Clinical Safety
There is clear consensus with regard to the central role of inhaled bronchodilators as the standard of care in COPD patients. However, recent concerns have been raised suggesting that LABA use could lead to an increased risk of respiratory death in patients with asthma. This was initiated by the results of the Salmeterol Multicenter Asthma Research Trial (SMART), which investigated the safety of adding salmeterol to usual asthma treatment in patients not already receiving a LABA; it was stopped following an interim analysis in 26,355 patients because of a small but significant increase in the number of asthma-related deaths in the salmeterol group. These results raised significant doubts about the safety of LABA monotherapy in patients with asthma. Recent editorials have recommended that physicians should continue to use LABAs to treat asthma, but only when combined with appropriate doses of inhaled corticosteroids.

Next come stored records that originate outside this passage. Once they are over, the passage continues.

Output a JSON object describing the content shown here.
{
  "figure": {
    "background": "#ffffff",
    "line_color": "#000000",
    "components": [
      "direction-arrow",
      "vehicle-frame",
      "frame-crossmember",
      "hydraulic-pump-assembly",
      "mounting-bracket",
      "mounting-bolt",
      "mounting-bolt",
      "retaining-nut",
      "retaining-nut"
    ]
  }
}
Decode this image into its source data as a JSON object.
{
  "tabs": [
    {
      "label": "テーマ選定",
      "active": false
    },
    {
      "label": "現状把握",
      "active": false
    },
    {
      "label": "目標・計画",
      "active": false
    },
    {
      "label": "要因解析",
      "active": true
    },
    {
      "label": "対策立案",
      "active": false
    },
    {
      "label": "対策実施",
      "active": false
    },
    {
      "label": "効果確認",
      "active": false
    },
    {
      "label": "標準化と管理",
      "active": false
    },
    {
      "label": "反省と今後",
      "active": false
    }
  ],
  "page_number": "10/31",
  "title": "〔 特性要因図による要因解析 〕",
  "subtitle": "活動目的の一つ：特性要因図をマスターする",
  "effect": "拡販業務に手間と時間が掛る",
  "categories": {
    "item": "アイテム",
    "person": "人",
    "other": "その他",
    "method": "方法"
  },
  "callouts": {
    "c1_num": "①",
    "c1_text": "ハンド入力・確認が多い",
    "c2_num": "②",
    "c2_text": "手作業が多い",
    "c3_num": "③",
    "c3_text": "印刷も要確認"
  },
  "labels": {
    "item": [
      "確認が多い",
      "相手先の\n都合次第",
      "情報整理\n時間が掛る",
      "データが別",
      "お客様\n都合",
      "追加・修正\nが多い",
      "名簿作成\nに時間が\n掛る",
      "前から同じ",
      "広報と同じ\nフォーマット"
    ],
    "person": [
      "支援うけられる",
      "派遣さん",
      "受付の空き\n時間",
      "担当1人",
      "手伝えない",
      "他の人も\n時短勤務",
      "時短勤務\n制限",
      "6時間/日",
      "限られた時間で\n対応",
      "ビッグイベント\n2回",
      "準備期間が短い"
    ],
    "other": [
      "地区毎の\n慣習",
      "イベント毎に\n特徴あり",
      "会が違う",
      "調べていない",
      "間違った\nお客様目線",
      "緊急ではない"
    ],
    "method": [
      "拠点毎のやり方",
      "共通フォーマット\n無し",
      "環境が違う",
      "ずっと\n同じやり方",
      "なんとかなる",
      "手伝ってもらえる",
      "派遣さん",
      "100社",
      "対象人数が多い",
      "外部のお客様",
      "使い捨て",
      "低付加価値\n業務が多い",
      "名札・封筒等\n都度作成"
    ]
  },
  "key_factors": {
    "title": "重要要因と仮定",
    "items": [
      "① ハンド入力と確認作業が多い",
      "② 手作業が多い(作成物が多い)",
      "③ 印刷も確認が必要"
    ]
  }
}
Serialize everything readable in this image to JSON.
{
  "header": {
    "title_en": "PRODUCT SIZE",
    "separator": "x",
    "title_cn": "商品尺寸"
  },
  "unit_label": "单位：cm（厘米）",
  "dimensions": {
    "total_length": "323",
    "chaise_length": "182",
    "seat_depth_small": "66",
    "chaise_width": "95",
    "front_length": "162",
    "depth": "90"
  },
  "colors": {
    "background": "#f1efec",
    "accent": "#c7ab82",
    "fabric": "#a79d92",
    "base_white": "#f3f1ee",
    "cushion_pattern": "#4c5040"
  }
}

In COPD there are no restrictions on LABA use as monotherapy. COPD is a distinct disease from asthma, although there is some degree of overlap, with an estimated 10–50% of COPD patients having concomitant asthma. This wide variation in reported prevalence may relate to differences in diagnostic criteria. An overlap in symptoms, together with the lack of validated discriminatory biomarkers, can make differential diagnosis difficult. The major distinguishing features between the two diseases are clinical: in general, COPD occurs later in life, with slowly progressive symptoms during exercise and is associated with a history of smoking or exposure to noxious gases and particulates. Asthma is likely to present early in life (often in childhood) and be associated with symptoms which vary from day to day, often at night or in the early morning; subjects often have a history of asthma in their family and airflow limitation tends to be more reversible than in COPD. It is important to recognize that COPD, in most cases, is associated with significant, albeit never complete, reversibility at one time or another. Therefore, it is not appropriate as is sometimes done, to refer to COPD patients who exhibit significant reversibility in response to a bronchodilator as having an 'asthmatic' component or 'mixed disease'. Indeed, the fact that most COPD patients respond significantly to a bronchodilator provides the major rationale for the recommendation of bronchodilators as the mainstay of therapy for COPD.
LABA monotherapy in COPD is not associated with increased risk of respiratory mortality. A meta-analysis performed in 2006, suggested that β2-agonists were associated with an increased rate of respiratory deaths compared with placebo, and a 2-fold greater risk of severe exacerbations compared with muscarinic antagonists. However, this meta-analysis did not include the large dataset provided by the TORCH study. TORCH found no increased risk of mortality with salmeterol monotherapy. Indeed, factorial analyses have suggested the numerical mortality benefit observed with the combination (17.5% reduction in risk of death, p = 0.052) might be driven by the LABA component (Table 3). Further, a recent meta-analysis of 27 studies found no significant difference between LABA and placebo in terms of risk of respiratory death (relative risk 1.09 [95%, CI 0.45–2.64]). These results were confirmed in a more recent meta-analysis of 23 trials that also failed to find any increased mortality risk comparing a LABA with placebo (odds ratio 0.95 [95% CI, 0.71– 1.27]).
Clinical studies have demonstrated that both formoterol and salmeterol are well tolerated, over periods of at least a year. Commonly occurring LABA class effects include palpitations, headache and tremor, which may limit the dose that can be tolerated, especially in some older patients. Cardiovascular side effects are also possible in susceptible patients, and there is some risk associated with the use of β2-agonists in patients with COPD and concomitant cardiac diseases, particularly chronic heart failure.
Chronic heart failure is a frequent comorbidity in patients with COPD. Cazzola et al reported that COPD patients in Italy were at increased risk of chronic heart failure compared with the general population (7.9% compared with 2%), while in a Scottish study, 11.9% patients with COPD also had chronic heart failure. Older individuals were at even higher risk in both studies. Moreover, heart failure may be under-diagnosed in COPD due to diagnostic confusion between the two diseases. Research by Au et al. indicates a strong trend towards a dose-response relationship of increased hospitalization and death, due to heart failure in patients with underlying heart failure who received increasing amounts of β 2-agonist. Thus it is important that physicians should exercise caution in using high doses of β 2-agonists in such patients.
However, studies specifically investigating safety have demonstrated that formoterol and salmeterol have good cardiovascular safety profiles. Further, studies with formoterol found a similar profile irrespective of device or formulation. In a large cohort of patients with no or stable cardiac comorbidities, the proportion of patients with treatment-emergent atrial tachycardia ranged from 27%–32% and was nonsignificantly higher, by 2%–5% (p = 0.70), in patients receiving salmeterol or arformoterol compared with placebo; more serious arrhythmias did not increase, nor did mean heart rate.